Downtown Streets, meanwhile, seems to have broad support in Modesto, where a Facebook page is packed with photos of smiling people and success stories.
“Modesto has been an extraordinary partner – innovative, resourceful, and unwaveringly supportive throughout the years,” Gardner said. “Local leaders have continually gone above and beyond to champion our work, regularly attending our programs and walking alongside participants to offer encouragement and hope.”
The success of the Downtown Streets Team in the 15 other California cities is harder to gauge. News reports in those cities, from Sacramento to Salinas – Modesto’s is the only one in the San Joaquin Valley – periodically recount millions of gallons of trash removed. But no news items about the parent organization’s imminent closure had appeared as of noon Sept. 4, other than Modesto.
City leadership here decided to put out the word in an Aug. 29 news elease rather than wait for the parent organization to announce it, Hill said, partly because of Modesto’s affection for the program.

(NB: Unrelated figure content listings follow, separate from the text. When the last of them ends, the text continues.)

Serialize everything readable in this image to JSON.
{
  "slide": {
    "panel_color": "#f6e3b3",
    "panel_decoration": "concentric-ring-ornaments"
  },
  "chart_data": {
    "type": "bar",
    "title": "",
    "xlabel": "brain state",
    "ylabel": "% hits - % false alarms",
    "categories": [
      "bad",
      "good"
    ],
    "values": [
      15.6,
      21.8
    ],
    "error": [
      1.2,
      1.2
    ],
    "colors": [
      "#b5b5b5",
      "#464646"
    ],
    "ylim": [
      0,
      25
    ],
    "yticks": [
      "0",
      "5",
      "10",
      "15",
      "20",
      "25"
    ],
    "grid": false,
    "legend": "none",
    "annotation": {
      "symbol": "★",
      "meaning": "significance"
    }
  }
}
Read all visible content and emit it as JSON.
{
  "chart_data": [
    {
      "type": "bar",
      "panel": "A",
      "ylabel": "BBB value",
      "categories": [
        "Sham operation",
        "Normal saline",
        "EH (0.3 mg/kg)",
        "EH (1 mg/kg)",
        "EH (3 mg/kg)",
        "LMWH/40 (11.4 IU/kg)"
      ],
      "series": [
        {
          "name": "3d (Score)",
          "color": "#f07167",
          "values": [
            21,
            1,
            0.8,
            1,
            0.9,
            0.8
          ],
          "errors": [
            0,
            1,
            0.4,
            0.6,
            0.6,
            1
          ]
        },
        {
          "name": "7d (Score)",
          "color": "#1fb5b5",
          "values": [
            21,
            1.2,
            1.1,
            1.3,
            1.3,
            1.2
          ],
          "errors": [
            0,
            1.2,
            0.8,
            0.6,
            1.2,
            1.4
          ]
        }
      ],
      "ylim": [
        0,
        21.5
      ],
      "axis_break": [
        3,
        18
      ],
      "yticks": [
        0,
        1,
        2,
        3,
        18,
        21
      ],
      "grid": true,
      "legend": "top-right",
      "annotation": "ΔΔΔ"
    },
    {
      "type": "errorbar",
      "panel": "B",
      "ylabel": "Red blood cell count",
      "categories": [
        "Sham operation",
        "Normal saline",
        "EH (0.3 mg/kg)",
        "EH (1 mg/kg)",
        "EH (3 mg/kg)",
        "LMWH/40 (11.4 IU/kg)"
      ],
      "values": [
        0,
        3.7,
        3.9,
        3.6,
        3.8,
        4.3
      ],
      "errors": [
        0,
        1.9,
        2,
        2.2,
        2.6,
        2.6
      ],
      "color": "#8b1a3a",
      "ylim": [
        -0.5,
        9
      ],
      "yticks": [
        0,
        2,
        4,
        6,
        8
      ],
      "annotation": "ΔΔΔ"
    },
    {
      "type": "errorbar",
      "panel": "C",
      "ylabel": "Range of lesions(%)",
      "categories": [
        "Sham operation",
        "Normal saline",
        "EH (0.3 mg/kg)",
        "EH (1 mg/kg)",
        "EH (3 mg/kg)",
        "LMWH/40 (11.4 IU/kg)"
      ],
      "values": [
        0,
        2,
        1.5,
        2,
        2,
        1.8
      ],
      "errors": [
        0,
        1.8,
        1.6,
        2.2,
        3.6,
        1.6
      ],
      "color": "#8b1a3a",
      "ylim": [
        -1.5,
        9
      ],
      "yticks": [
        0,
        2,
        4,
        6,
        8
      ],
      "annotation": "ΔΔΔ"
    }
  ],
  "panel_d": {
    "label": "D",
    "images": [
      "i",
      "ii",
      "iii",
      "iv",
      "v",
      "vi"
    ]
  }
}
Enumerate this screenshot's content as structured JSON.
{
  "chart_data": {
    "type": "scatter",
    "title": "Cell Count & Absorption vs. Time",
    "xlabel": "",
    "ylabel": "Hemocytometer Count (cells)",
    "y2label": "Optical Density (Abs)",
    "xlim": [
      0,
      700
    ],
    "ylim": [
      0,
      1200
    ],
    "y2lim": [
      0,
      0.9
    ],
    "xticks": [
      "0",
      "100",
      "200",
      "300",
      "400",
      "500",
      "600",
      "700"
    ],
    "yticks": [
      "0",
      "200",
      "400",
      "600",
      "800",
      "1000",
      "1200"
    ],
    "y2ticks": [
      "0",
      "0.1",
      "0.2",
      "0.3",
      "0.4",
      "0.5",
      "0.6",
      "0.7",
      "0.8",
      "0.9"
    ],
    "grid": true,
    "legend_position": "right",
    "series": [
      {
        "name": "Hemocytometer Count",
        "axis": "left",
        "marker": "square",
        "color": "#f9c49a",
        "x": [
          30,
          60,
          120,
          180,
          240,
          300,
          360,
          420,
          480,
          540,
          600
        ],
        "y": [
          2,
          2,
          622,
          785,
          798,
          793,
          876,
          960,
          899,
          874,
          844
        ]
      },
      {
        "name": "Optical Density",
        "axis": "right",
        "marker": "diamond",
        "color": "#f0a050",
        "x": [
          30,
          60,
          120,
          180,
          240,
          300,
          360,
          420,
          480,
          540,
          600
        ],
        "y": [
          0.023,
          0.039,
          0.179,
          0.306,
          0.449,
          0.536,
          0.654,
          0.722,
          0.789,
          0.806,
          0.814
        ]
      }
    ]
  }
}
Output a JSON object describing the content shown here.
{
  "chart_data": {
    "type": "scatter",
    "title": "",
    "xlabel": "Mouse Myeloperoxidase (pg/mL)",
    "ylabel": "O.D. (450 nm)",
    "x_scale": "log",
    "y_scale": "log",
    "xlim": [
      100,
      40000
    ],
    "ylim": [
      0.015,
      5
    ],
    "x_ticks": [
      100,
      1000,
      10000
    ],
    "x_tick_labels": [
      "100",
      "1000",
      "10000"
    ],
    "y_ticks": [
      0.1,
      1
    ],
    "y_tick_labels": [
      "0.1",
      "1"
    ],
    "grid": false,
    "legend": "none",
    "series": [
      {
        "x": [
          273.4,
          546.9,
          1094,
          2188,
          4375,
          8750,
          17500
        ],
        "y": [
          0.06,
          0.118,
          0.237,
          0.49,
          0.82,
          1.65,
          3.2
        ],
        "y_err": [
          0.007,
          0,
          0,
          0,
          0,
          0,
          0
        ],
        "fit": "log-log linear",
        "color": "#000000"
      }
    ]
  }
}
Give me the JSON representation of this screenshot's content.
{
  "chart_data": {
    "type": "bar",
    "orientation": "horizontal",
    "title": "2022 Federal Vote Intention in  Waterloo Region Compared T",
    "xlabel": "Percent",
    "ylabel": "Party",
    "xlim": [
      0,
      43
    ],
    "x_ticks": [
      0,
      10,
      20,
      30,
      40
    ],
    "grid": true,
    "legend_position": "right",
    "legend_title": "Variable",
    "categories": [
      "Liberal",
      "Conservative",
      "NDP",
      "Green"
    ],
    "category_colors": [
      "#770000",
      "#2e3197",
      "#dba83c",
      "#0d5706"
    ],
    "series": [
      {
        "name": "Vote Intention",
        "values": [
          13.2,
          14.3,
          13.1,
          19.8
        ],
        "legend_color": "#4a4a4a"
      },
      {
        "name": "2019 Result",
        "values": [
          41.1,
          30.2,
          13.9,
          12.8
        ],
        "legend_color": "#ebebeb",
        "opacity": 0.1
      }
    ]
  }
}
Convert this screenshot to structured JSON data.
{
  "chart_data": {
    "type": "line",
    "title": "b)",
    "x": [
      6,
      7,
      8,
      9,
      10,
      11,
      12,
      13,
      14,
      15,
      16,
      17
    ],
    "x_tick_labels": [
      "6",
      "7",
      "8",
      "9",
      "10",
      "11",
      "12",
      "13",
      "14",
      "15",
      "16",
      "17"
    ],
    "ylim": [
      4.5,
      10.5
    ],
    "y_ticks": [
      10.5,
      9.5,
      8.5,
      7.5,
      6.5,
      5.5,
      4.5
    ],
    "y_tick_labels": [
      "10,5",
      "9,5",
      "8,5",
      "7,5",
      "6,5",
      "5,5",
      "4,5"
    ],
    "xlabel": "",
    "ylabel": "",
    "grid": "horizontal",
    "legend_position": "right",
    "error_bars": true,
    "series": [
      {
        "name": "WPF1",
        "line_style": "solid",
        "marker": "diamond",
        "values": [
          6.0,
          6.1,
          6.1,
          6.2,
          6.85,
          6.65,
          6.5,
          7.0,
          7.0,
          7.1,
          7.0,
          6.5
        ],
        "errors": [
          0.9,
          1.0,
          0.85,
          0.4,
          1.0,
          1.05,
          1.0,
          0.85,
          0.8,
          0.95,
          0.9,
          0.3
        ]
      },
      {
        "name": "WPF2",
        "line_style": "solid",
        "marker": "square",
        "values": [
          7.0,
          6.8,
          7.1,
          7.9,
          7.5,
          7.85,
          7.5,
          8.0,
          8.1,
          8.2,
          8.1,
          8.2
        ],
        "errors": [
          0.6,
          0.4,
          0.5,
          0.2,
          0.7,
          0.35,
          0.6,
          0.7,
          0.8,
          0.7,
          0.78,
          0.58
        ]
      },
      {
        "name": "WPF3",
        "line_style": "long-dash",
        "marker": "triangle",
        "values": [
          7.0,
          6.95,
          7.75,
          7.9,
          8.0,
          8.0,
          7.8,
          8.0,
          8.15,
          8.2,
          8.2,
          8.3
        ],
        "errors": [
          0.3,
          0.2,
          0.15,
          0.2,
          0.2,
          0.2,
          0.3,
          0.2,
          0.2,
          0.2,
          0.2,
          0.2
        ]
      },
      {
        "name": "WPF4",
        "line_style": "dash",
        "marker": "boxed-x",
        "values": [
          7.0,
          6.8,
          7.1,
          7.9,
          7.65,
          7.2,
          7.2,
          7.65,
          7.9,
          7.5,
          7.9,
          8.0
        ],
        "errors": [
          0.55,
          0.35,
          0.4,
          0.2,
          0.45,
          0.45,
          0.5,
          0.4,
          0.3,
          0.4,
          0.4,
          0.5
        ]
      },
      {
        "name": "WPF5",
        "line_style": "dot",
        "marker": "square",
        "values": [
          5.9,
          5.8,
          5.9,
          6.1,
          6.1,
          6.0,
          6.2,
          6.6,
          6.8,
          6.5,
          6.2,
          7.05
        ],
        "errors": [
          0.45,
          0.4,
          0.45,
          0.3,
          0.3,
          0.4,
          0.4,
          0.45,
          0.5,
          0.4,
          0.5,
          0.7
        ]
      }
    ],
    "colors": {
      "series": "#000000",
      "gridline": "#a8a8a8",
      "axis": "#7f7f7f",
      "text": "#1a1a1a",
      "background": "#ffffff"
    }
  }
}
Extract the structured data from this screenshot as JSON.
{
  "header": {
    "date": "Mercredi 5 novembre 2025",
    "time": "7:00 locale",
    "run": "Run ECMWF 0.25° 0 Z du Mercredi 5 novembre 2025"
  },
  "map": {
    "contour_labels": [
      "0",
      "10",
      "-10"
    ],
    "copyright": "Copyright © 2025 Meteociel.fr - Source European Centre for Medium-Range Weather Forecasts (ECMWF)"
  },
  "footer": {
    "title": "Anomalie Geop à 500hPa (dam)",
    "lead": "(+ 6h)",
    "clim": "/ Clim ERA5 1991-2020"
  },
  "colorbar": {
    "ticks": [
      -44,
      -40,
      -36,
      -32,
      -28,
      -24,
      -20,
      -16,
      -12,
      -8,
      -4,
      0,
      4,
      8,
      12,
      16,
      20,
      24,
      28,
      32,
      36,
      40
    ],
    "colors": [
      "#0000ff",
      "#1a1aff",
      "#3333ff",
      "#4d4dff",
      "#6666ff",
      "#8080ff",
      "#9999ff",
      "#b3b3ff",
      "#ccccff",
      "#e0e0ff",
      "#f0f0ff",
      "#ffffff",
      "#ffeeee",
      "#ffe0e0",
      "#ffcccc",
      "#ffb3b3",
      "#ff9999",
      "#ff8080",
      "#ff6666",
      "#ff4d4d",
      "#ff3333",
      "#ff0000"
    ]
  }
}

City Hall gives Downtown Streets $500,000 a year to support the Modesto program, plus $400,000 in a three-year contract to subsidize housing. Of the first source, $350,000 comes from Measure H, a sales tax surcharge that voters approved in 2022 to bring in extra revenue for services.
That money could swing to a nonprofit – whether existing or brand-new – breathing new life into the program, said Alvarez, Bavarro and Ricci.
“We and numerous residents share a spirit of trying to fix (Downtown Streets) before it goes away for good,” Ricci said. “But we have to identify what happened to them, so it doesn’t happen to us.”